黒氷
黒雨の魔女の胸に虚ろな穴が穿たれ、闇が噴き出す。
闇は渦を巻き、嵐となってフェリスたちを吹き飛ばす。
「ひゃあああああっ!?」
「なんですのーっ!?」
少女たちは広場の外まで弾かれ、互いを抱き締め合って闇の嵐に対抗する。
黒雨の魔女の瞳から、漆黒の雨が滴っていた。それは結晶となり、瞬く間にうずたかく積もって、彼女の体を凍りつかせていく。
涙を流したまま、氷像と化した黒雨の魔女。
魔法学校の尖塔、その鐘が、葬送を告げ知らせるかのようにして打ち鳴らされた。
噴水広場に、一人、また一人と、生徒たちがやって来る。自らの意思ではなく、まるで黒雨の魔女の涙に吸い寄せられるようにして歩き、広場に膝を突く。
「ど、どうしたの、みんな……?」
アリシアは問いかけるが、生徒たちが応えることはない。寒くてたまらなさそうに己の体を抱き締めてうずくまり、物言わぬ彫像となっていく。

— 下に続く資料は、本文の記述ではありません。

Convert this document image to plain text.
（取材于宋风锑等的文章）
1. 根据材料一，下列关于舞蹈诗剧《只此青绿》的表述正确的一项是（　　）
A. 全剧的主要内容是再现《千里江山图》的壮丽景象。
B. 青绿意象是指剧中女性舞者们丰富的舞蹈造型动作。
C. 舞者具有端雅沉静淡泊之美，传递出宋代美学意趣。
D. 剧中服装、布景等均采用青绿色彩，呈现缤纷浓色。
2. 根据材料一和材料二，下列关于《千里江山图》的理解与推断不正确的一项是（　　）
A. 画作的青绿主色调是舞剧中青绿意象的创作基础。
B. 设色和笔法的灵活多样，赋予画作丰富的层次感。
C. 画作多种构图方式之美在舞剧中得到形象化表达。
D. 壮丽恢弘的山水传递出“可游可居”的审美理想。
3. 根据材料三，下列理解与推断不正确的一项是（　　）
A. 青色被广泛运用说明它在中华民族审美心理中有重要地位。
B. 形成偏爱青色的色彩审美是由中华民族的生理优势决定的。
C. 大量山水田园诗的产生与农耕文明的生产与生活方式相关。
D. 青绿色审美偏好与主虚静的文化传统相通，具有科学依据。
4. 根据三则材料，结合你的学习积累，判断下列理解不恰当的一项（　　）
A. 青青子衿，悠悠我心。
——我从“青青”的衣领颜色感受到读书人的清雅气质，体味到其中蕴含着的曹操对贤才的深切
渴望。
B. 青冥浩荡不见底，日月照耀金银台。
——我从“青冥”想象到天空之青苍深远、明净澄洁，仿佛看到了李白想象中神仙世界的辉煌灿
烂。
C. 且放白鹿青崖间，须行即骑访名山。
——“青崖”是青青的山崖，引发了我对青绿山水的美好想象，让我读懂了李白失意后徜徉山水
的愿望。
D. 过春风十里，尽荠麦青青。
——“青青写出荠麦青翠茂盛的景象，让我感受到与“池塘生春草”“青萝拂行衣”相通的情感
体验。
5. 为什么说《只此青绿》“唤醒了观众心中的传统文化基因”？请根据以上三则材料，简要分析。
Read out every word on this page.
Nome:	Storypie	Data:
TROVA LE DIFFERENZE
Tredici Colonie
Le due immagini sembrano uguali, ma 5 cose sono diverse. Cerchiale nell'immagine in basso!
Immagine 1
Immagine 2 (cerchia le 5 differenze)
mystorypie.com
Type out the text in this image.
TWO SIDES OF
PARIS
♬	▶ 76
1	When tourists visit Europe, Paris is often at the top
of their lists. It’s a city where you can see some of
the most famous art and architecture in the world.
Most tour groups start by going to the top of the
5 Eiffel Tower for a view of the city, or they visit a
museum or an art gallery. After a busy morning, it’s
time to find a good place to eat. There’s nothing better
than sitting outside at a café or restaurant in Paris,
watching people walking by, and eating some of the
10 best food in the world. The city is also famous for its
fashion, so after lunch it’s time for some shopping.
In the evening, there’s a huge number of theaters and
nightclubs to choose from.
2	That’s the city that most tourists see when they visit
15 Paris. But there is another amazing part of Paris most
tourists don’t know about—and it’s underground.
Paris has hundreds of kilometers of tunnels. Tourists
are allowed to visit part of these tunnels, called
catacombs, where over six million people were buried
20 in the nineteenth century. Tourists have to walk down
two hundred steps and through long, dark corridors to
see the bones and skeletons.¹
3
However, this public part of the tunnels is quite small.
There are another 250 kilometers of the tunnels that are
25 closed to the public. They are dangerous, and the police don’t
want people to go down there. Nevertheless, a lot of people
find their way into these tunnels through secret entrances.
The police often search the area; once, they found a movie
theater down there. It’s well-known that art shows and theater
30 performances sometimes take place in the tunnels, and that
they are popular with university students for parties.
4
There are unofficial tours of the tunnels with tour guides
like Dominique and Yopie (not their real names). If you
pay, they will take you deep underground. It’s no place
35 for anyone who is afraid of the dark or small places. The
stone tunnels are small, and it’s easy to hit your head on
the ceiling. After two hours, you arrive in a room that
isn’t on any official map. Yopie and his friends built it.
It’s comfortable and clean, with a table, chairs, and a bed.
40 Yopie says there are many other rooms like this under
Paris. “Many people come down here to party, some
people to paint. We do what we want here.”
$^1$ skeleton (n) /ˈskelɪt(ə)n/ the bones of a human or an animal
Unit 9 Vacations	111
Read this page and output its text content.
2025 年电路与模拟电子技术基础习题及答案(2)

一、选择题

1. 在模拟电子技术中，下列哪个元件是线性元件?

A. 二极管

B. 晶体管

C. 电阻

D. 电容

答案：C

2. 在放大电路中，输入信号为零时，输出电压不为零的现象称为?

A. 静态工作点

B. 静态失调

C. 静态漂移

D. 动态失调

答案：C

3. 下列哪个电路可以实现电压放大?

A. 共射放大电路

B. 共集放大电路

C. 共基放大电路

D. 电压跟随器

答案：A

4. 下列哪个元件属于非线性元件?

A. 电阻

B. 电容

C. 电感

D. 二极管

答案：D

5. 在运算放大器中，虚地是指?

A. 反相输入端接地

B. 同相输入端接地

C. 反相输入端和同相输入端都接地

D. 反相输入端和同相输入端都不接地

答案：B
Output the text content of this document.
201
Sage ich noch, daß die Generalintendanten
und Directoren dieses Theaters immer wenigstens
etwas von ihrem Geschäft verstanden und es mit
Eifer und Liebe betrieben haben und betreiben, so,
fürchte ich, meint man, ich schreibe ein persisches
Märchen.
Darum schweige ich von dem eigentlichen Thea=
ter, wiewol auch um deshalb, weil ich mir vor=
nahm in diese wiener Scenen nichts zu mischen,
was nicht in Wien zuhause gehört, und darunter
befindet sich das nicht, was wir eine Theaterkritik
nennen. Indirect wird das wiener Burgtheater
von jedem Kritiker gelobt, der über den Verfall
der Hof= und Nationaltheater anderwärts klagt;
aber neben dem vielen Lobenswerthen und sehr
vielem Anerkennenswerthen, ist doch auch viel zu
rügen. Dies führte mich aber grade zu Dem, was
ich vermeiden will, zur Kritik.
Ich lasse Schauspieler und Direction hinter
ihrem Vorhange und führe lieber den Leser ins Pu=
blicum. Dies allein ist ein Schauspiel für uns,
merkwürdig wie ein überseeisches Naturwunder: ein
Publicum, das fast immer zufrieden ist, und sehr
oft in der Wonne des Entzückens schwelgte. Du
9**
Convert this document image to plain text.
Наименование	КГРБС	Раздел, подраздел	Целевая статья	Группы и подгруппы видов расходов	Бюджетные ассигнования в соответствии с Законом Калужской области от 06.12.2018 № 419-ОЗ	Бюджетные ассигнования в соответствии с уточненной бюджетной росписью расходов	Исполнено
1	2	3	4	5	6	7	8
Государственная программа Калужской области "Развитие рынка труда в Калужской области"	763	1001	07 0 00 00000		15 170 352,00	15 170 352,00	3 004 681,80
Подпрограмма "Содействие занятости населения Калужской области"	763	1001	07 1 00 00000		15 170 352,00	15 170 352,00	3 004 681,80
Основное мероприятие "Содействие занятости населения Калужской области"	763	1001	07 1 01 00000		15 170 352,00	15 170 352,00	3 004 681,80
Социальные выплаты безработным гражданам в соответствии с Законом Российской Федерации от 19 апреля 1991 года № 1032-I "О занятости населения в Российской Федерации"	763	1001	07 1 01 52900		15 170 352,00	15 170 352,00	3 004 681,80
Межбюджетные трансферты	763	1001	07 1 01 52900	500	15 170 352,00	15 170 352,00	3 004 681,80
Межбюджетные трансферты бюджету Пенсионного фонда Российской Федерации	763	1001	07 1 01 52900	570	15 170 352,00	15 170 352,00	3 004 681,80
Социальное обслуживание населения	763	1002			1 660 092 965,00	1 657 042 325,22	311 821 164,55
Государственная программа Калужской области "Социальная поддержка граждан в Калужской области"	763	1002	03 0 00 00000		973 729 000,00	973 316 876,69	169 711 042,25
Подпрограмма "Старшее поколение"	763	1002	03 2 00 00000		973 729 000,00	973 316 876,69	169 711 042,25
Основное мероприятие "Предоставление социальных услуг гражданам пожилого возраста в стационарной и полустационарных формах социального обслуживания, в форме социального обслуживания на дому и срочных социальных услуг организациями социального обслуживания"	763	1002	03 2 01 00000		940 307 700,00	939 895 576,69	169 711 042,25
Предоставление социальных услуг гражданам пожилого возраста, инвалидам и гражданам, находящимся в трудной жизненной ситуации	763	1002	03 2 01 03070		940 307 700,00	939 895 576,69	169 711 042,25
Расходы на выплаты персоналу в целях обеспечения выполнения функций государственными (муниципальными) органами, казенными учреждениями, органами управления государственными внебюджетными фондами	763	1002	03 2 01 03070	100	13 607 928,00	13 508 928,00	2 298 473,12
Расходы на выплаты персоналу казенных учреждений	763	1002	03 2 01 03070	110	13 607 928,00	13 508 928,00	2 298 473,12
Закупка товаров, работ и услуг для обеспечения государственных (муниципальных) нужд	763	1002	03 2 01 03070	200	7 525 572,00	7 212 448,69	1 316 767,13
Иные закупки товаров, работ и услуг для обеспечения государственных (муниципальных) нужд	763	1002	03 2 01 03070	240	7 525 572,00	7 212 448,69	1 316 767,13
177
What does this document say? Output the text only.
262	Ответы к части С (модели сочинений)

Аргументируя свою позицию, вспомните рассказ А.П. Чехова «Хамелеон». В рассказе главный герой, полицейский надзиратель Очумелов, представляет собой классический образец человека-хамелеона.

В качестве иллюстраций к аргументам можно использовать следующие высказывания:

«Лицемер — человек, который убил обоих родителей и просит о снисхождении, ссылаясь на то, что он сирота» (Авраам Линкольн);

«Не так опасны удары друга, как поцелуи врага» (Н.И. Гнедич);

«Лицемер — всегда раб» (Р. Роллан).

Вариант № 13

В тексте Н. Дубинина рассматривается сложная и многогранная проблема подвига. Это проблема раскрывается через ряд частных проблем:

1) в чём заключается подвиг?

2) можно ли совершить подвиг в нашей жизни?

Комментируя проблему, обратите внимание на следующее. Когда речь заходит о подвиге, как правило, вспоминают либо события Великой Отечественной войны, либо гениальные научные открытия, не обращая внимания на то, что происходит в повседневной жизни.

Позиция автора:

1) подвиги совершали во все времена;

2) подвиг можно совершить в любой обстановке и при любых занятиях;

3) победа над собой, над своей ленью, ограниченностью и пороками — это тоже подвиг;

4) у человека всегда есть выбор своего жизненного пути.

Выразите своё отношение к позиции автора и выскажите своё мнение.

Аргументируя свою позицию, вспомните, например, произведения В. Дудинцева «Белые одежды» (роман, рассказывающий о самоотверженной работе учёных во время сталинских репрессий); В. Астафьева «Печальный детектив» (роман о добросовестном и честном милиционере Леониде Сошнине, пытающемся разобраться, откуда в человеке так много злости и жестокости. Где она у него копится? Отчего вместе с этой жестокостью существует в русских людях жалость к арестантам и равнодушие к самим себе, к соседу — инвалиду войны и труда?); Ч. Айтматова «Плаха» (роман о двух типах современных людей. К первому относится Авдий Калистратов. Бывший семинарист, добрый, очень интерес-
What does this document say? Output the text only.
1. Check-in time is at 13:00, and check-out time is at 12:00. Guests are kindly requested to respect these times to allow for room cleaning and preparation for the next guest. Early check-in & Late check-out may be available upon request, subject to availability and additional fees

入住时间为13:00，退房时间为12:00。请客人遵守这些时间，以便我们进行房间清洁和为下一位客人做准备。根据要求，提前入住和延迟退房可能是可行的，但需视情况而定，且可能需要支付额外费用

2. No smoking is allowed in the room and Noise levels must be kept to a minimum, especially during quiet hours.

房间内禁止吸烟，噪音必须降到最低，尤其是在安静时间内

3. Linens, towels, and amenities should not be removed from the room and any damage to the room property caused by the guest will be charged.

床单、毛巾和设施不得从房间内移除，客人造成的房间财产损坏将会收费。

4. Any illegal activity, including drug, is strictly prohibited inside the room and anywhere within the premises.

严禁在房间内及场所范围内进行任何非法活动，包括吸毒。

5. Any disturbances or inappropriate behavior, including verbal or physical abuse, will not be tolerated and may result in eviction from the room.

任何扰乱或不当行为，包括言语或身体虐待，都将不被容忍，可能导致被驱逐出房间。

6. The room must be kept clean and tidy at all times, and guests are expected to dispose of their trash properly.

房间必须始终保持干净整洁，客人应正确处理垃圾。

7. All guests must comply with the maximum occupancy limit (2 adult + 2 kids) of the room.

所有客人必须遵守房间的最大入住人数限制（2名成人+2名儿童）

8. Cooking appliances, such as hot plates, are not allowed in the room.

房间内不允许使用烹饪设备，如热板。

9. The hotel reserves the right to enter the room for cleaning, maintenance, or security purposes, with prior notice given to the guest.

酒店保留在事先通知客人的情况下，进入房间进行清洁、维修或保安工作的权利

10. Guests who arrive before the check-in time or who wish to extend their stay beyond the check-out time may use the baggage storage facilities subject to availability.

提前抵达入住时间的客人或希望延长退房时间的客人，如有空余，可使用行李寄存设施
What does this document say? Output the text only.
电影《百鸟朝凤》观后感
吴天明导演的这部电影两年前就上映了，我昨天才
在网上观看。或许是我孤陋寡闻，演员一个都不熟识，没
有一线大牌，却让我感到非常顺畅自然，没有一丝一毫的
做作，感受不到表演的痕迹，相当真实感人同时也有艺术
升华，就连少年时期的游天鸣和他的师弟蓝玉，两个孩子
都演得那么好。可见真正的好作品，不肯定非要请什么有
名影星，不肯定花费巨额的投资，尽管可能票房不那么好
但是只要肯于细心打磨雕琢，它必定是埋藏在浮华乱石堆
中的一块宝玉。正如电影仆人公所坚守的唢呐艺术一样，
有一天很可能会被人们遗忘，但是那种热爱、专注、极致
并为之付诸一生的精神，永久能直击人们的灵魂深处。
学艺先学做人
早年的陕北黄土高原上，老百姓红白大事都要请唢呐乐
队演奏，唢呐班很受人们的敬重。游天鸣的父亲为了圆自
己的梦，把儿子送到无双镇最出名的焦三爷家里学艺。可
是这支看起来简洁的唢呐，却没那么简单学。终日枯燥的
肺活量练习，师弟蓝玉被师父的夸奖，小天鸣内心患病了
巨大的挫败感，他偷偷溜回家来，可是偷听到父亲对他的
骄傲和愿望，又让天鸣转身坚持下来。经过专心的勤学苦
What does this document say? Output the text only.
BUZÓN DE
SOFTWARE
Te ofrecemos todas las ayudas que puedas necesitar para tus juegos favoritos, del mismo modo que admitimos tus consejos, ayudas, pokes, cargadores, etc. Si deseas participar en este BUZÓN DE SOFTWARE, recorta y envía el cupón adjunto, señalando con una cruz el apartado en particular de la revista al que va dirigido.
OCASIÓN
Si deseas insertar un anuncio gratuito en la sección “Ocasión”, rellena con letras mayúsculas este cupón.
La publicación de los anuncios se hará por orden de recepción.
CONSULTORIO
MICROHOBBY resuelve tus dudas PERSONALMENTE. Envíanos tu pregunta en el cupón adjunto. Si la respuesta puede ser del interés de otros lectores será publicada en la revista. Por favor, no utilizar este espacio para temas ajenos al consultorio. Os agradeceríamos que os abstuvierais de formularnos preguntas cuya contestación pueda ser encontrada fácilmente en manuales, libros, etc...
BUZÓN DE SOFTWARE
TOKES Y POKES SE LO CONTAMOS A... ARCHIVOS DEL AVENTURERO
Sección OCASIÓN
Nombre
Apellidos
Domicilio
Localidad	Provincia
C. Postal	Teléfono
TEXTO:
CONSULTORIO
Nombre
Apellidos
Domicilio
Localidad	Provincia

黒雨の魔女の足下から伸びた樹の根が地面を這い、生徒たちを繋ぐ。生徒たちの体が吸い上げられた「なにか」が樹の根を通って、どくん、どくん、と黒雨の魔女の氷像に運ばれていく。
「魔力を……吸収しているみたいね」
「たいへんですーっ!!」
「助けますわよ!」
少女たちは広場に突撃するが、見えない壁に弾き飛ばされる。
「魔法結界ですわ!」
「破ります!」
フェリスは魔力の塊を叩きつけるが、結界は壊れない。
『探求者たち』の術師が笑った。
「貴様の馬鹿げた魔力の巨大さに対する策も考えず、巣に乗り込むとでも思ったか。この空間は既に『閉じた』。内部からでなくては破れぬ」
「破れなくても破るんですっ! レインさんは、わたしのお友達なんですからっ!」
フェリスはさらに大きな魔力の塊を生成し、広場ごと結界を押し潰そうとする。それでも結界は割れない。余計に壁が厚みを増していく。
「まだまだですっ!」
諦めないフェリスを、アリシアが止める。
「……待って。さっきフェリスが魔力を叩きつけたとき、その魔力がレインさんの方へ吸われていくのが見えたわ。わざわざ結界の外に私たちを追い出したのって……そういうこと、でしょう?」
「ふえ……?」
「どういうことですの?」
戸惑うフェリスとジャネットだが、術師は渋い顔をする。
「……子供のくせに、妙に察しがいいのだな、貴様は」
「じゃあ、やっぱりそうなのね。人質を取って、フェリスに頑張らせて、もっと魔力を稼ごうってつもりなのね」
「そのことに気づいても、意味はない。既に扉を開くための贄は確保した。不足かもしれんが……ならば干からびるまで絞り取るだけのこと」
術師は節くれ立った杖を振り上げ、禍々しい言霊を唱え始める。
黒雨の魔女、そして彼女に繋がれた生徒たちの体が脈動し、広場の上空に亀裂が走った。